Home » First Republic rallies as Yellen says US prepared to give more support

First Republic rallies as Yellen says US prepared to give more support

Treasury secretary defends ‘decisive and forceful actions’ by regulators to avert broader crisis

Shares of First Republic and other regional US banks rallied on Tuesday after Janet Yellen said the government stood ready to provide further support for smaller lenders if needed.

In an intervention designed to shore up confidence in the banking system after more than a week of turmoil, the US Treasury secretary said guarantees offered to depositors in the failed Silicon Valley Bank could be replicated at other institutions.

“The steps we took were not focused on aiding specific banks or classes of banks,” Yellen said in a speech to the American Bankers Association on Tuesday, which marked her most extensive comments yet on the banking turmoil.

“Our intervention was necessary to protect the broader US banking system,” she added. “And similar actions could be warranted if smaller institutions suffer deposit runs that pose the risk of contagion.”

Shares of First Republic, which have fallen about 85 per cent this month, rose almost 30 per cent to close at $15.77 a share in New York, leading a broader rally in US lenders. US Bancorp, KeyCorp, and Zions rose between 7 and 9 per cent. The KBW Bank Index gained 5 per cent.

Casey Haire, the US banks analyst at Jefferies, said Yellen’s public remarks had reassured investors. “Having the Treasury secretary comment that they would step in as necessary is the clearest sign yet regulators could act.”

The Treasury worked with the Federal Reserve and the Federal Deposit Insurance Corporation to provide guarantees for all deposits at failed SVB and Signature Bank, including those higher than the $250,000 threshold that are not covered by government insurance. In addition, the Fed announced a new facility to boost liquidity for struggling banks.

While Yellen defended the “decisive” and “forceful” steps taken by regulators to avert a broader banking crisis in the US, the problems afflicting smaller institutions are far from resolved. A $30bn lifeline put together by Wall Street bank chief executives — and cheered by the US government — had initially failed to arrest the previous sharp sell-off in the shares of First Republic Bank.

In Europe, the turmoil that followed SVB’s collapse contributed to the collapse of Credit Suisse, which UBS has agreed to buy in a deal wiping out $17bn of bonds.

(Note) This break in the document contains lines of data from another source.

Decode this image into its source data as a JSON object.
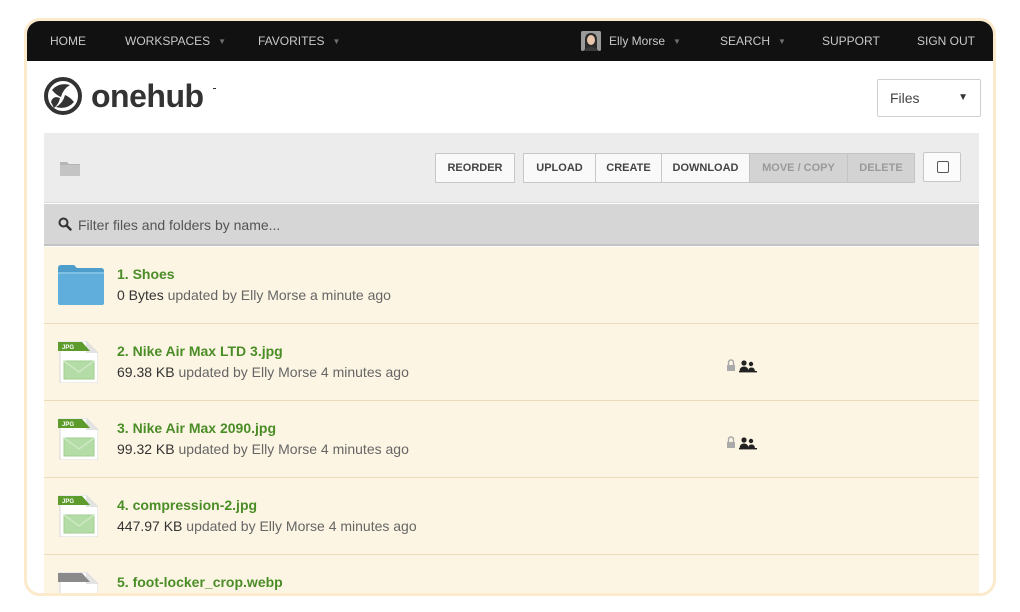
{
  "nav": {
    "home": "HOME",
    "workspaces": "WORKSPACES",
    "favorites": "FAVORITES",
    "user_name": "Elly Morse",
    "search": "SEARCH",
    "support": "SUPPORT",
    "sign_out": "SIGN OUT"
  },
  "brand": {
    "name": "onehub"
  },
  "view_select": {
    "value": "Files"
  },
  "toolbar": {
    "reorder": "REORDER",
    "upload": "UPLOAD",
    "create": "CREATE",
    "download": "DOWNLOAD",
    "move_copy": "MOVE / COPY",
    "delete": "DELETE"
  },
  "filter": {
    "placeholder": "Filter files and folders by name..."
  },
  "files": [
    {
      "num": "1.",
      "name": "Shoes",
      "size": "0 Bytes",
      "updated": "updated by Elly Morse a minute ago",
      "type": "folder"
    },
    {
      "num": "2.",
      "name": "Nike Air Max LTD 3.jpg",
      "size": "69.38 KB",
      "updated": "updated by Elly Morse 4 minutes ago",
      "type": "jpg",
      "badge": "JPG",
      "locked": true
    },
    {
      "num": "3.",
      "name": "Nike Air Max 2090.jpg",
      "size": "99.32 KB",
      "updated": "updated by Elly Morse 4 minutes ago",
      "type": "jpg",
      "badge": "JPG",
      "locked": true
    },
    {
      "num": "4.",
      "name": "compression-2.jpg",
      "size": "447.97 KB",
      "updated": "updated by Elly Morse 4 minutes ago",
      "type": "jpg",
      "badge": "JPG",
      "locked": false
    },
    {
      "num": "5.",
      "name": "foot-locker_crop.webp",
      "size": "",
      "updated": "",
      "type": "webp"
    }
  ],
  "colors": {
    "nav_bg": "#111111",
    "accent_green": "#4a8d27",
    "list_bg": "#fdf5e3",
    "folder_blue": "#5faedb"
  }
}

Since SVB’s crisis was brought to a head by the impact of interest rate rises on the bank’s bond portfolio, the problems afflicting the sector are also weighing on central banks. The Fed’s open market committee meets on Wednesday to decide whether to press ahead with a quarter-point rate rise or forgo an increase to help stabilise the financial system.

Yellen suggested concerns in the US had been eased to some extent by market developments in recent days. “The situation is stabilising. And the US banking system remains sound,” she said. “Aggregate deposit outflows from regional banks have stabilised.”

“We are squarely focused on doing our job,” she added. “And you should rest assured that we will remain vigilant.”

Yellen stressed the current turmoil was different to that of the global financial crisis. “Back then many financial institutions came under stress due to their holdings of subprime assets. We do not see that situation in the banking system today,” she said. “Our financial system is also significantly stronger than it was 15 years ago. This is in large part due to post-crisis reforms that provided stronger capital standards, among other important improvements.”

Yellen pointed to the importance of small and midsized banks to the US economy. A concern in recent days has been that the current crisis would strengthen larger financial institutions at the expense of smaller ones.

“Large banks play an important role in our economy, but so do small and midsized banks,” she said. “These banks are heavily engaged in traditional banking services that provide vital credit and financial support to families and small businesses. They also increase competition in the banking sector, and often have specialised knowledge and expertise in the communities they invest in.”

As well as aiding individual bank depositors, US officials are also debating whether they need to take additional steps to restore confidence, including increasing or removing the $250,000 cap for deposits insured by the FDIC.

Congressional support would be required for such a step unless Biden administration officials find a way to adopt the measure by executive action. In her speech, Yellen nodded to the potential for new banking reforms to strengthen regulation in the sector.

“We are currently focused on the situation at hand. But we will need to re-examine our current regulatory and supervisory regimes and consider whether they are appropriate for the risks that banks face today,” she said. “We all share an interest in ensuring that the United States remains the strongest and safest financial system in the world.”